A similar case of denial was recently seen in the UK, which has of late been rocked by the realization that gangs of South Asian/Pakistani men have for years been operating groups for the rape and sex-trafficking of underprivileged white girls while the authorities declined to intervene for fear of aggravating racial tensions. Kate Elysia was a victim of one such gang and in 2018 published a book about her experience, titled No Way Out. She recently revealed that during the editing process with Penguin Random House, she received a letter from an editor objecting to her use of the word “racist” to describe the actions and attitudes of her abusers:
There’s quite a lot of discussion at the moment about whether or not white people can be victims of racism, the argument being that racism is a social issue based on the systemic oppression of a race, tied up in social and economic issues, so facing discrimination for being white isn’t the same as facing racism. I think these statements would detract from what she’s saying, so it would be best to reword them.

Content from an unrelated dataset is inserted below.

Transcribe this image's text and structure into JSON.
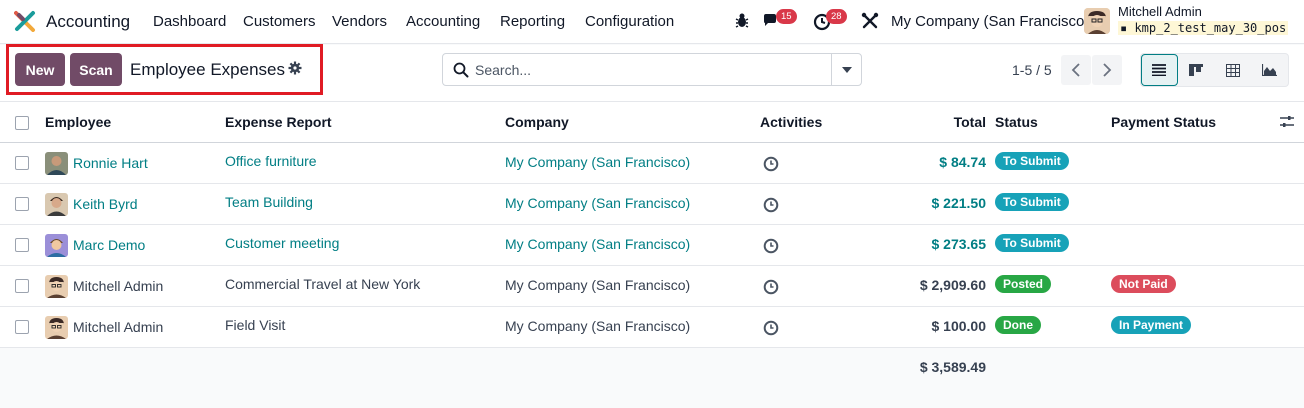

This is the problem with letting the mob do your thinking for you: eventually you’re bound to say something unpardonably dumb. On any sane analysis, the “power plus prejudice” model falls to pieces when one considers that these girls, despite being white, were able to be abused by non-white men because those men had greater power. The cult of intersectionality claims to be able to parse such supposedly bewildering collisions of power and victimhood, but its priests are either too stupid or too corrupt to inspire any confidence.
This interaction also demonstrates the foolishness of determining the morality of an act by the removed external circumstances surrounding it. Does an act of “racial prejudice” against a white person become “racist” (and therefore worse) when relocated to a non-white country? Will there be some point when whites and non-whites achieve appropriate parity (a goalpost that is sure to prove extremely mobile) and prejudice against whites will become “racist”? On the left, such questions are rarely asked and never seriously considered. Those who defend the new definition sometimes do so on the grounds of needing a way to talk about racist institutions. But we already had a way of talking about institutional racism. We called it “institutional racism.” To eliminate this distinction is to, in effect, turn a blind eye to certain types of racial hatred.
Lately, leftists are full of talk about the escalation of racial hostilities, but they fail entirely to comprehend their contributions to the problem. I don’t claim that Stefan Goldstone represents the opinions of most left-wing people on race (although his kind of rhetoric is increasingly common). Rather, the problem lies in the fact that leftists have no logical repudiation for that rhetoric. At best, they sound a weak complaint on the basis of civility or optics, a mealy-mouthed inducement to “reject hate,” a hushed “Not like that.”
But this is not a case of some lunatic perverting reasonable points into something ugly. It is the natural outcome of grotesque thinking producing predictably grotesque realities. And for a moment during the confrontation between Dennis and Goldstone, one could glimpse the apotheosis of the Left’s conception of racism, wherein a white person can be threatened and attacked because, by merit of his skin color, he is racist and therefore beneath human consideration. As Bertrand Russell once noted, it is not unheard of for a doctrine, by a course of seemingly natural steps, to be transformed into its opposite. Once “antiracism” can be used to justify attacking someone on the basis of their skin color, what else will it be possible to justify?